Because my knife lacks any dots on the tang, it was made prior to 1970 (which is when they began using a dot system to date their knives). A visit to this Pattern Stamps page indicates a manufacture date of 1965-1969 for this style of tang stamp.
My knife weighs 2.75 ounces and has a closed length of 3-15/16″ with a 2-7/8″ clip blade and a 2″ pen blade.
I don’t see a Copperhead listed on Case’s website among current products; instead there’s a “Mini Copperhead” but it features a different blade style for the long blade, and the blades open from opposite ends of the knife. I definitely prefer mine.

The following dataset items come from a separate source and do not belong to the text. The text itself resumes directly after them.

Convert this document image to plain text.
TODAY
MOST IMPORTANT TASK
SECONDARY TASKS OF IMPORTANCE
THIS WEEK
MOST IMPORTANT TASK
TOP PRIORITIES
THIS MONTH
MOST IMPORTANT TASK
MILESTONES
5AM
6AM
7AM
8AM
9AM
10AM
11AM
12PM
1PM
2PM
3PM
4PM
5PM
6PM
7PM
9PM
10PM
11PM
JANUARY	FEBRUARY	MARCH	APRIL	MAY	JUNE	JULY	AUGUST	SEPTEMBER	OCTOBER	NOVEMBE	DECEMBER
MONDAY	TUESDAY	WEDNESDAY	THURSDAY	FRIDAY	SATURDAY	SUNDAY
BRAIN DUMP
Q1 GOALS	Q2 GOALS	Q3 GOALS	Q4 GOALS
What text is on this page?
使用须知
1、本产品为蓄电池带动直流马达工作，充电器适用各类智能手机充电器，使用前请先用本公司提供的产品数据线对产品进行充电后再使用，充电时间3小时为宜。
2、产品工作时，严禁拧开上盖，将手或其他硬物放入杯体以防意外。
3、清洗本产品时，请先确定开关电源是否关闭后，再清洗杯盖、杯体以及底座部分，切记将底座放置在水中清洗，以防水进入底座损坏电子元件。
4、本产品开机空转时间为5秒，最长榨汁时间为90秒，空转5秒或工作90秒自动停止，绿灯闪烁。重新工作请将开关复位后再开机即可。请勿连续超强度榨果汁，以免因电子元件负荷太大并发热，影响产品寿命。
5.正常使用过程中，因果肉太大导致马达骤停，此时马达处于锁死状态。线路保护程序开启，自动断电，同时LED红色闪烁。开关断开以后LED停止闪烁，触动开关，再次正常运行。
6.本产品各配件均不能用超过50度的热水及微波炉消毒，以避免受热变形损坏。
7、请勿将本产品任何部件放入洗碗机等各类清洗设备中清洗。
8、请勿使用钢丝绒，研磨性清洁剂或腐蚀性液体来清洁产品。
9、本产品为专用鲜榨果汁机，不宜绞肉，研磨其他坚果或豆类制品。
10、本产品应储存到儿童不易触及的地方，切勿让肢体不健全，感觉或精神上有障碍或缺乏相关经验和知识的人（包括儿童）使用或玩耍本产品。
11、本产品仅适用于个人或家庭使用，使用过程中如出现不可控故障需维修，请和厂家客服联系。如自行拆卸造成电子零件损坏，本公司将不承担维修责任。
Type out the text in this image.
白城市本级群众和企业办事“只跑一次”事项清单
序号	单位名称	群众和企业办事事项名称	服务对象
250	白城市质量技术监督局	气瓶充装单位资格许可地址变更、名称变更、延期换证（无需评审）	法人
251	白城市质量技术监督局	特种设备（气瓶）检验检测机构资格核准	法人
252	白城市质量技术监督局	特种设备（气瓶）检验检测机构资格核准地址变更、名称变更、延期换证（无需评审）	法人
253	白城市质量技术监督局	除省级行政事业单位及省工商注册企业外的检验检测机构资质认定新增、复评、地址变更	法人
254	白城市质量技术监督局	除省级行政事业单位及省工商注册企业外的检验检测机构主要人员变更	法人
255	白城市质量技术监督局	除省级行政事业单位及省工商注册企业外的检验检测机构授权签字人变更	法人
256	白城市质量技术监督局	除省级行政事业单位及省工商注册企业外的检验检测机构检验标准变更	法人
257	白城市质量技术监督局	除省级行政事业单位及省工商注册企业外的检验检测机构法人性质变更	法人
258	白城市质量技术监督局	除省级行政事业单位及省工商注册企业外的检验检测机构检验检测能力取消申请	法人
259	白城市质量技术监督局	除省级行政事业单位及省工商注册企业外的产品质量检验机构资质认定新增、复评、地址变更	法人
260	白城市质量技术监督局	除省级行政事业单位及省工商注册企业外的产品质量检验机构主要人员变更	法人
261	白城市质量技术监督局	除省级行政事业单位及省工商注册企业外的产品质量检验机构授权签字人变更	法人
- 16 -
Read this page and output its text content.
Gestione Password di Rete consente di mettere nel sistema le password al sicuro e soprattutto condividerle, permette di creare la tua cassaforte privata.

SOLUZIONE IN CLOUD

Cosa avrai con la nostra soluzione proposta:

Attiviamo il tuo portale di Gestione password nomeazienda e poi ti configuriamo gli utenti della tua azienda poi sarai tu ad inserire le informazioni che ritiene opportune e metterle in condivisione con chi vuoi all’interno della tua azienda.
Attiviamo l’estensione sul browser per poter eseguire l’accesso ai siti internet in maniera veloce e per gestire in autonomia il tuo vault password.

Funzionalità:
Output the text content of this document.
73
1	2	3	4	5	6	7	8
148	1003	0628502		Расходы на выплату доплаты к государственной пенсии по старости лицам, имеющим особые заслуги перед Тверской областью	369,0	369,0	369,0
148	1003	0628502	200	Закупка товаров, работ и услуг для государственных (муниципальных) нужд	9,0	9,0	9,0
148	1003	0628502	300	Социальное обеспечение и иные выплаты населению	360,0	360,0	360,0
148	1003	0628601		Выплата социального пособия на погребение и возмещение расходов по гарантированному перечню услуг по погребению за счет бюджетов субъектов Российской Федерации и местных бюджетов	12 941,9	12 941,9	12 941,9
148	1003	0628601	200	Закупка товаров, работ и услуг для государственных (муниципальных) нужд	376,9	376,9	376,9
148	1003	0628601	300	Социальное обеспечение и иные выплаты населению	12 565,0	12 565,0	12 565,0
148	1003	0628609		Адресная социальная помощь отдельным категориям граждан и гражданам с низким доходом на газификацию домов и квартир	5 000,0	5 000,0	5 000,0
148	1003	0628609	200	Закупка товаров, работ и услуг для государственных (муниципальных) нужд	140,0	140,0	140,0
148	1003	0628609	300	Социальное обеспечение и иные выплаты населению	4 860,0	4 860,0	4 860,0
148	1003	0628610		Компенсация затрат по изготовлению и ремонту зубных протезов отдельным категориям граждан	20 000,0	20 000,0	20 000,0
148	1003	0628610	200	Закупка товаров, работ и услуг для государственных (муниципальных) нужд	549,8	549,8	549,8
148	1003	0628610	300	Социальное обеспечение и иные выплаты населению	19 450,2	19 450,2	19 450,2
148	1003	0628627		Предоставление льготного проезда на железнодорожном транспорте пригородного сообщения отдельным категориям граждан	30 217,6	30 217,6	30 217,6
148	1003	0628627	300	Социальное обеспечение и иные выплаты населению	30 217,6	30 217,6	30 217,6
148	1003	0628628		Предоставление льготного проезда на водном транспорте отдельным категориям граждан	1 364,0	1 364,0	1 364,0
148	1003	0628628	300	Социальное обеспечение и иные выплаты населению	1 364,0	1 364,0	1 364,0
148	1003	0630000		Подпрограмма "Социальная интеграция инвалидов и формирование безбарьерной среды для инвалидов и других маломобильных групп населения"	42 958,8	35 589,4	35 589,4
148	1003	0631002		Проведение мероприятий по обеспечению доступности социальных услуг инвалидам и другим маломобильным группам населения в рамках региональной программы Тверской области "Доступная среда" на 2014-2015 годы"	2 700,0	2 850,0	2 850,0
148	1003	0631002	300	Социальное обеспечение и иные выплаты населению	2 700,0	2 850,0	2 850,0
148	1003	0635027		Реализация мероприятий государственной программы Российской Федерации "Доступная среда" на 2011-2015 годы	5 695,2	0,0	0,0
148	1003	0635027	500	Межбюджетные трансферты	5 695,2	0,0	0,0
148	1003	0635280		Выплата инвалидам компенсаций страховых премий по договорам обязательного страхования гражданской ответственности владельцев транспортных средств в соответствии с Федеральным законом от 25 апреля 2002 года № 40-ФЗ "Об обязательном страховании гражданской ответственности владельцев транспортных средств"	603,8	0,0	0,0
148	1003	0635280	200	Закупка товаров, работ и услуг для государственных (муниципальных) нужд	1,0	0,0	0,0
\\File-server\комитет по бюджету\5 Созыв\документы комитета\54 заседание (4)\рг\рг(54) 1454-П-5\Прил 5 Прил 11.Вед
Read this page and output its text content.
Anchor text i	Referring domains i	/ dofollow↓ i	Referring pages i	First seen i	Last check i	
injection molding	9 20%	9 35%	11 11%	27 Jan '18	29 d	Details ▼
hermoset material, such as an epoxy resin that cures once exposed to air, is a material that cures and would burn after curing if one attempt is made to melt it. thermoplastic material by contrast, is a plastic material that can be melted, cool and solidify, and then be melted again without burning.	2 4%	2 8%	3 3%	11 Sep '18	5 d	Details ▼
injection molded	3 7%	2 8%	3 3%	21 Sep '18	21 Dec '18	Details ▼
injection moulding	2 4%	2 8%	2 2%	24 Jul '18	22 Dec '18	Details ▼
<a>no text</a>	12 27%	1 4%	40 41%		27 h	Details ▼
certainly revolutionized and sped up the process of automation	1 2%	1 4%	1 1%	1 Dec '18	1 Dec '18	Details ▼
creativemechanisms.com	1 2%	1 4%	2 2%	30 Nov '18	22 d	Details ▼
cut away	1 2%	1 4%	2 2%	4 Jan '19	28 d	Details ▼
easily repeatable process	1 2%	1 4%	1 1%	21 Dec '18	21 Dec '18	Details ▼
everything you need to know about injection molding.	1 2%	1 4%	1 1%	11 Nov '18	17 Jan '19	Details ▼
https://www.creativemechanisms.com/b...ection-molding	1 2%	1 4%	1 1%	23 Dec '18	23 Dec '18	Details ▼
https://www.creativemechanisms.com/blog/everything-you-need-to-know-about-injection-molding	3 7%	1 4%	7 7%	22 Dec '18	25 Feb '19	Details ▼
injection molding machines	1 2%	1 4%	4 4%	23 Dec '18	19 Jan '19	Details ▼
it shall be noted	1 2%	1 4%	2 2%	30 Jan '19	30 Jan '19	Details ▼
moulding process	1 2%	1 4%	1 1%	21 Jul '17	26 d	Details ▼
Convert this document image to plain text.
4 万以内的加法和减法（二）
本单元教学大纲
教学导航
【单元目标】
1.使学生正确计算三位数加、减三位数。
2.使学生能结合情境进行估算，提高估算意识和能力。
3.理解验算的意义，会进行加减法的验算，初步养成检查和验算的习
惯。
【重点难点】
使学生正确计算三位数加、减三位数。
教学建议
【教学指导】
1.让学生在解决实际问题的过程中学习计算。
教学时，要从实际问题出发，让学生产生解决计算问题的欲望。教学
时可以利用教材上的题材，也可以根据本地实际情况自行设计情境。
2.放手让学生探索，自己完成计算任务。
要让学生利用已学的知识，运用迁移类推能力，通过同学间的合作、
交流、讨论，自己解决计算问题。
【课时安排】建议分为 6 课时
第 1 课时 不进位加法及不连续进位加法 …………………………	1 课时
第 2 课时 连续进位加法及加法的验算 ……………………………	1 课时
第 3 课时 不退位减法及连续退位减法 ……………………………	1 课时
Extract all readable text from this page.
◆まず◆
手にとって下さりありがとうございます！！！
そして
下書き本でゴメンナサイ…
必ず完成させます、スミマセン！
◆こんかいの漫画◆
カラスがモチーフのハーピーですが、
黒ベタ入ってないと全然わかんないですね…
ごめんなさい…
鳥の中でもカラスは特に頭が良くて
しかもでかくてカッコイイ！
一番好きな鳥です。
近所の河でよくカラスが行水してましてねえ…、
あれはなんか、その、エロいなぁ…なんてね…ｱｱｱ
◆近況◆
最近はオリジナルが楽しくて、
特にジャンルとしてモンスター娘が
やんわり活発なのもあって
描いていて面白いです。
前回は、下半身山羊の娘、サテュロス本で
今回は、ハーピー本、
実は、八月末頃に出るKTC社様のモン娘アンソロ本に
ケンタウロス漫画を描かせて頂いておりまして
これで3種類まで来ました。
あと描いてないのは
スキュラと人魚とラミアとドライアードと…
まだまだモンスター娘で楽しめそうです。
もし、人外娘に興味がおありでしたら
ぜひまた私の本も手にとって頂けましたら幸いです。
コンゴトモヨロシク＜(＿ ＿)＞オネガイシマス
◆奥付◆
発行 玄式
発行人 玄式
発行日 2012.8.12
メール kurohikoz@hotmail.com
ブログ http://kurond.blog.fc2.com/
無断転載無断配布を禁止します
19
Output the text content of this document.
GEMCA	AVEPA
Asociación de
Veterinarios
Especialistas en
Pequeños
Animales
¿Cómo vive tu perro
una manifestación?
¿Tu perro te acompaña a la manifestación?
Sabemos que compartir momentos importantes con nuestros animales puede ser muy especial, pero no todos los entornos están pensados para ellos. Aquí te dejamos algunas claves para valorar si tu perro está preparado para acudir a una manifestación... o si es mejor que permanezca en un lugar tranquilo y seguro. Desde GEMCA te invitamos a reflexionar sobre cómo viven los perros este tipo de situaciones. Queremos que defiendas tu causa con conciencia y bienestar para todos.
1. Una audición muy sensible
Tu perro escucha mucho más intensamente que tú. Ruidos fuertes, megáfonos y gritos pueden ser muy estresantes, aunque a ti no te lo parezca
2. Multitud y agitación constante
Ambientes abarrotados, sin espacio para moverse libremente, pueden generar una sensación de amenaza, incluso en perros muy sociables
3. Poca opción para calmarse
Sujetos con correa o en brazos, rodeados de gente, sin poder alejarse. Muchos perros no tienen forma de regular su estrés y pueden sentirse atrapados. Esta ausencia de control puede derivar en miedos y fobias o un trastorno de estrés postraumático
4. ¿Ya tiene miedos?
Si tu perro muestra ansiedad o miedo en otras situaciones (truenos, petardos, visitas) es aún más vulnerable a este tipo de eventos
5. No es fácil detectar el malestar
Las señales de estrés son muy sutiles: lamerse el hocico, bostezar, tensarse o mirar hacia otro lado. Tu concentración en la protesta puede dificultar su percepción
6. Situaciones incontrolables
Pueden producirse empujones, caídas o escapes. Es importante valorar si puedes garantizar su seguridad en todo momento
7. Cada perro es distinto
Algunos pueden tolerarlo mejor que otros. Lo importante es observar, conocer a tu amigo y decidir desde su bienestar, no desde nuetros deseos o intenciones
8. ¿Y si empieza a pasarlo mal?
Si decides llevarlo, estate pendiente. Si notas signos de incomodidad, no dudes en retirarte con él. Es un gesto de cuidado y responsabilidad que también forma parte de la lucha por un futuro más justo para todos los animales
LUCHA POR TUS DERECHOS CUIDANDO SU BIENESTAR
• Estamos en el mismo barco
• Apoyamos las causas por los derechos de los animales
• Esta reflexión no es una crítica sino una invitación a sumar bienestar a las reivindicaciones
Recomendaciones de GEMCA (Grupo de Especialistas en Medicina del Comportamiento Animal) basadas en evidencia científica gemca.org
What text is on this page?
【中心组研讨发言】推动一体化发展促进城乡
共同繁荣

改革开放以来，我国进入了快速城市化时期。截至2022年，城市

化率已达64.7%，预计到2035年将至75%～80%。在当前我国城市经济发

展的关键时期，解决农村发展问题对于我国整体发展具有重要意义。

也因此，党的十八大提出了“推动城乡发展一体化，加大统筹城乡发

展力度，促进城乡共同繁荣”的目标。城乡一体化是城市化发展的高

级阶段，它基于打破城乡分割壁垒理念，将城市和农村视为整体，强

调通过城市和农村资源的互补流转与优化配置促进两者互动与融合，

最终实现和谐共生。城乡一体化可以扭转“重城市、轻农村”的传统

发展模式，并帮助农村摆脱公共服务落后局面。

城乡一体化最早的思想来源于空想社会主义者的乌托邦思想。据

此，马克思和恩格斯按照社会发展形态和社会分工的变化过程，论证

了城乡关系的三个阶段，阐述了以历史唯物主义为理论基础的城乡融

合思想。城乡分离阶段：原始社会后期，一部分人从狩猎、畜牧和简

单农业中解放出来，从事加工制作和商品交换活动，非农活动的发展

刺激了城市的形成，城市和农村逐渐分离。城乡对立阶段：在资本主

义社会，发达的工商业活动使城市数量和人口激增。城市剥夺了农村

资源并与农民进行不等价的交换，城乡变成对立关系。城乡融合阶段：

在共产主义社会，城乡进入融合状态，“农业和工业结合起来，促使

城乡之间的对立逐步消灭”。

The pocket wear I mentioned before is difficult to show in photos, but you can definitely tell the red bone is worn lower than the metal bits.
Pins, bolsters, and Case medallion are all “proud” of the bone, thanks to 30+ years of riding in my uncle’s pocket.
After I got this knife, I carried it every day in his memory. When I used it a few years later to dress out a buck deer I’d shot, I retired it from EDC except for special occasions.
The tip of the clip blade is bent; this is how the knife came to me and this is how it remains. I don’t wish to alter the knife from the way it was when Uncle Kelly carried it — and I most definitely do not wish to break off the tip, which could easily happen if I tried to straighten it.
This style of knife is collectible, and I see one of this same vintage listed on eBay for more than $200, but there’s no way I’d sell this one. It’s worth far more because it helps me fondly remember one of my favorite humans.
The springs are in excellent shape and this old folder operates nice and smoothly, and it’s still shaving-sharp.
I hope you enjoyed this little trip down memory lane with me and Uncle Kelly’s knife. Knowing me, I’ll probably start carrying it again now that I’ve got it freshly oiled and honed.